The Magistrate's Office is an integral part of the judicial system and is made up of judicial officers of the Commonwealth of Virginia. The principal function of the magistrate is to provide an independent, unbiased review of complaints brought to the office by police officers, sheriffs, deputies, and citizens.
Magistrates are trained to perform such duties as issuing search warrants, subpoenas, arrest warrants, summonses, and setting bail. In addition, magistrates may assist the public by providing information on the judicial system processes and procedures.
- Learn more about Magistrate services on the Virginia Judicial System website.
As described in the Code of Virginia: Title 19.2, Chapter 3: Magistrates, the Executive Secretary of the Supreme Court of Virginia appoints magistrates in consultation with the chief judges of the circuit courts within the magisterial region for which the magistrate is appointed to serve. The number of magistrates in each district is authorized by the Committee on District Courts and must be sufficient for the effective administration of justice.
Any persons who are United States citizens and residents of the judicial district for which they are seeking appointment are eligible to become magistrates unless precluded from appointment because of a statutory conflict of interest such as having a spouse who is a law enforcement officer.
Magistrates will try to assist you by providing general information, but they are generally not attorneys and cannot give legal advice.
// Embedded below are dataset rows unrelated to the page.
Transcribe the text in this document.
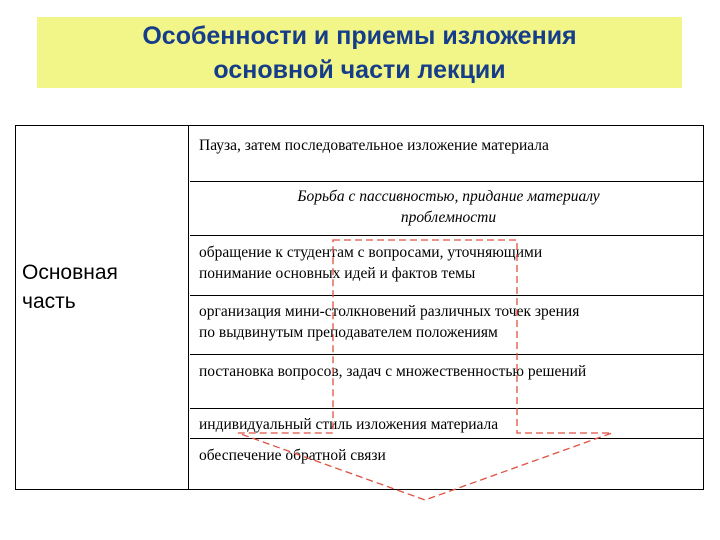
Особенности и приемы изложения
основной части лекции
Основная
часть
Пауза, затем последовательное изложение материала
Борьба с пассивностью, придание материалу
проблемности
обращение к студентам с вопросами, уточняющими
понимание основных идей и фактов темы
организация мини-столкновений различных точек зрения
по выдвинутым преподавателем положениям
постановка вопросов, задач с множественностью решений
индивидуальный стиль изложения материала
обеспечение обратной связи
If you wish to retain your own attorney or obtain legal advice but do not know an attorney, you may obtain the name and telephone number of a local attorney from the Virginia State Bar Referral Service by calling toll-free: 800-552-7977.
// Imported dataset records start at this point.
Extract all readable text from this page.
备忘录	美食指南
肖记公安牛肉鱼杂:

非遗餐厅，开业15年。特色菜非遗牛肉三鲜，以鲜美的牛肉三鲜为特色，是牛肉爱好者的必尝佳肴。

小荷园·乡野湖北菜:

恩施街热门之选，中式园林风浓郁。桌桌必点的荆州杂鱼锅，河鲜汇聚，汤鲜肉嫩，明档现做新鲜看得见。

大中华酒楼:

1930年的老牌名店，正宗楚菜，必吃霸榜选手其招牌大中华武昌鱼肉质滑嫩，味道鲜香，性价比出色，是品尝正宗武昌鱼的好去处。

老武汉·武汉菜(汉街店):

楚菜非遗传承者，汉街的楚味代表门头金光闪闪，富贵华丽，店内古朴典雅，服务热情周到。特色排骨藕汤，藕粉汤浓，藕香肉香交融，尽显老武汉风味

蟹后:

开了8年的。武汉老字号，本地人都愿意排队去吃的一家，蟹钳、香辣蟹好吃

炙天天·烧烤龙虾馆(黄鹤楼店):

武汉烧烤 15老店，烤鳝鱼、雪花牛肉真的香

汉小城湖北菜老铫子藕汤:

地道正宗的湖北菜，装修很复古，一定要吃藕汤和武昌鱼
The Executive Secretary of the Supreme Court of Virginia has full supervisory authority over magistrates. Each district has a chief magistrate who exercises direct daily supervision over the magistrates within the district.
The large urban areas generally utilize full-time magistrates who work on a shift basis to maintain an open office 24 hours a day. In contrast, the majority of rural magistrates work on an availability basis and are contacted as needed by citizens or law enforcement officers. In some areas, magistrates work a fixed schedule during the day and are on-call during night hours.
Magistrates have no power to take any action unless authority has been expressly conferred by statute. Magistrates have the following powers to:
- Accept prepayment for traffic and certain minor misdemeanor offenses
- Act as a conservator of the peace
- Administer oaths and take acknowledgements
- Admit to bail or commit to jail
- Issue arrest warrants
- Issue civil or criminal temporary mental detention orders
- Issue civil warrants
- Issue emergency custody orders
- Issue emergency protective orders
- Issue medical emergency temporary detention orders
- Issue out of service orders
- Issue search warrants
- Issue warrants and subpoenas
As a general rule, magistrates may exercise their authority only within the borders of their judicial district.